How it all began.

104 5 0
                                    

Chapter 1.

'JASMINEEE ! KIJK ...' Mijn stem sterft weg, ik sta als het ware vastgenageld aan de grond. Tranen stromen over mijn wangen. 'Jasmine...' komt er zacht uit mijn mond. De bestuurder stopt, ik ben in shock. Mijn handen trillen, tranen blijven maar stromen. Ik zak op mijn knieën. Ik kruip naar haar toe, en pak haar hand. 'J-j-jasmine...' 'Alsjeblieft, zeg iets.' komt er al snikkend uit mijn mond. De bestuurder van de auto staat al te bellen, waarschijnlijk 112. Er vallen tranen op Jasmine haar gezicht. Ik schud zachtjes aan haar arm. 'Jasmine... alsjeblieft... laat me niet achter hier...'  Ik hoor voetstappen, de bestuurder van de auto loopt naar me toe, en begint te praten. Ik heb geen idee wat hij zegt, ookal praat hij Nederlands, het dringt niet tot me door. Niet veel later hoor ik een sirene, en word er een deken om mij heen geslagen, ik word opgetild, en een aantal mensen leggen Jasmine op een brancard.
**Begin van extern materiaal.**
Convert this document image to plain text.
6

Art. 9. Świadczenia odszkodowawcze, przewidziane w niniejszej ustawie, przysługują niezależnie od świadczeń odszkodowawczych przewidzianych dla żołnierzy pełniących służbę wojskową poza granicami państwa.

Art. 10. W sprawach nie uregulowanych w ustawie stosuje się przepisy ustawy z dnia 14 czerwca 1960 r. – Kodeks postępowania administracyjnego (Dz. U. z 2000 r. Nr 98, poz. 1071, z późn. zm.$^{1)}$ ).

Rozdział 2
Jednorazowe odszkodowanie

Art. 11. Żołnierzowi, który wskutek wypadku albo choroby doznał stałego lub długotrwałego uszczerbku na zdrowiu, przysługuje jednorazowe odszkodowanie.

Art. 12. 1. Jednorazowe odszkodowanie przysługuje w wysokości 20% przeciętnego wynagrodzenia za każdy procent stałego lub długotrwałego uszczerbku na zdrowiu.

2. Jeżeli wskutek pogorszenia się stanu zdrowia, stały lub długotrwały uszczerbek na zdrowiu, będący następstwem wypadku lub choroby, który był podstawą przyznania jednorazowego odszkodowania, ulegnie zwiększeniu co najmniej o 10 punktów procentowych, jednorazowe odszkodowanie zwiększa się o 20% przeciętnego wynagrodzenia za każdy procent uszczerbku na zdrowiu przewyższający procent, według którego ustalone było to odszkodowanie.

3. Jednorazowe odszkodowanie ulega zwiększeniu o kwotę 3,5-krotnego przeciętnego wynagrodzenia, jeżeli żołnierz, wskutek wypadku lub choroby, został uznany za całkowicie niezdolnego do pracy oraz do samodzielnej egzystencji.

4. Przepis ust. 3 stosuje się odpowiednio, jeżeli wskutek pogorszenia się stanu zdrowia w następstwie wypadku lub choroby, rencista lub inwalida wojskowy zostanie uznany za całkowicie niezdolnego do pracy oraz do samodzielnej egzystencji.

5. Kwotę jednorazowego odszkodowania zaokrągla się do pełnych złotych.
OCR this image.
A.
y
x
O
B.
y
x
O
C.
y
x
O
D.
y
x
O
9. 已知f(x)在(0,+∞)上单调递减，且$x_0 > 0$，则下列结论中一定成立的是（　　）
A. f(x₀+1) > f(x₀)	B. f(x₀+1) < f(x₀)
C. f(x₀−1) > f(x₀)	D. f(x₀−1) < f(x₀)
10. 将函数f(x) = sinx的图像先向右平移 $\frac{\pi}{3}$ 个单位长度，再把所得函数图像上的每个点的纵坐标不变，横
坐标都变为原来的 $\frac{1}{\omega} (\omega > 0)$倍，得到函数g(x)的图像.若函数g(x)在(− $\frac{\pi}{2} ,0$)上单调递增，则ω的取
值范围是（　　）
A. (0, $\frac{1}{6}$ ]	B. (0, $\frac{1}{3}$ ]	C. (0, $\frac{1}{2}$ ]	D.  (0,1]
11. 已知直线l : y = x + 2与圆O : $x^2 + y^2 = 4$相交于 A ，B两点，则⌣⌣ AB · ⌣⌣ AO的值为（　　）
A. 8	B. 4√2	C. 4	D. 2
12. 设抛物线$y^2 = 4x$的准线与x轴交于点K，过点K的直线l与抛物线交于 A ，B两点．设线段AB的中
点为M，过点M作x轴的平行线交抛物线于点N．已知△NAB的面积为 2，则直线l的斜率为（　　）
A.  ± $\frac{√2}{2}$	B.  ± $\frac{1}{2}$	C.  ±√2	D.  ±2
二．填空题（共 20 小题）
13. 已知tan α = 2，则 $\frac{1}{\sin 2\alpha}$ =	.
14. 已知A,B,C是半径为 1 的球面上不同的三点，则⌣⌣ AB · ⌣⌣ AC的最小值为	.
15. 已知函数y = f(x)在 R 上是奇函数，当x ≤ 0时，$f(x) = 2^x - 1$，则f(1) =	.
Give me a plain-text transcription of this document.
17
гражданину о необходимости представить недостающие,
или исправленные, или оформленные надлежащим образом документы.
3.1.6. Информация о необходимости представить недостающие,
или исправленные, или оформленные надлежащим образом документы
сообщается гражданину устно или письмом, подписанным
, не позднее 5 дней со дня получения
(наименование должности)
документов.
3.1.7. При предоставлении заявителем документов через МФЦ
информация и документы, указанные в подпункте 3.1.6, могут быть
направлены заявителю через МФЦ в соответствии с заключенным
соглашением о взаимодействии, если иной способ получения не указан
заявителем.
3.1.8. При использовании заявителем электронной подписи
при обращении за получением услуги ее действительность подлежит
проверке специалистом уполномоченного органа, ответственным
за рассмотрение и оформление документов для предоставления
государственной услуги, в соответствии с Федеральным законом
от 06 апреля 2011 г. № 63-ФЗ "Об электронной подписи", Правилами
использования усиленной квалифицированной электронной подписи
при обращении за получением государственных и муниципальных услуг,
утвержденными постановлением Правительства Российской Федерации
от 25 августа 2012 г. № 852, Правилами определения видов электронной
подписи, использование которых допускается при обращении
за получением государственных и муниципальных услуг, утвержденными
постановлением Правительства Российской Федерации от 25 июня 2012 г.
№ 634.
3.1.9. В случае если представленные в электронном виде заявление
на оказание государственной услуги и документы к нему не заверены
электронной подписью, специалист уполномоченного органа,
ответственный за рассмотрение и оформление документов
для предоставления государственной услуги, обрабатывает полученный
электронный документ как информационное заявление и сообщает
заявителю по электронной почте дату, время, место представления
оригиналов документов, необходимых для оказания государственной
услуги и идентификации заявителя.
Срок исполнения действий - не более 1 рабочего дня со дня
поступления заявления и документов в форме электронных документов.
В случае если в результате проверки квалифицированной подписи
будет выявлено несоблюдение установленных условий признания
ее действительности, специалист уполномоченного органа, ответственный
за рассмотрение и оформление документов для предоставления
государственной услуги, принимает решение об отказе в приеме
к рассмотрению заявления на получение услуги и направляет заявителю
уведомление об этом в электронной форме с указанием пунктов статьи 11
Ik word in de ambulance op een stoel gezet, naast de plek waar Jasmine ligt, onder een deken, haar hoofd zie je nog wel. Haar ogen zijn nog steeds gesloten... Een ambulancebroeder is met van alles bezig. Er zit nog iemand naast me, maar het enige wat ik kan doen is huilen. Tranen stromen over mijn wangen, met hoge snelheid rijden we weg. Er praat weer iemand tegen me, ze zeggen iets over een shock, en er is iets met Jasmine. Ik kijk naar haar en blijf haar hand vasthouden, die voelt heel koud aan.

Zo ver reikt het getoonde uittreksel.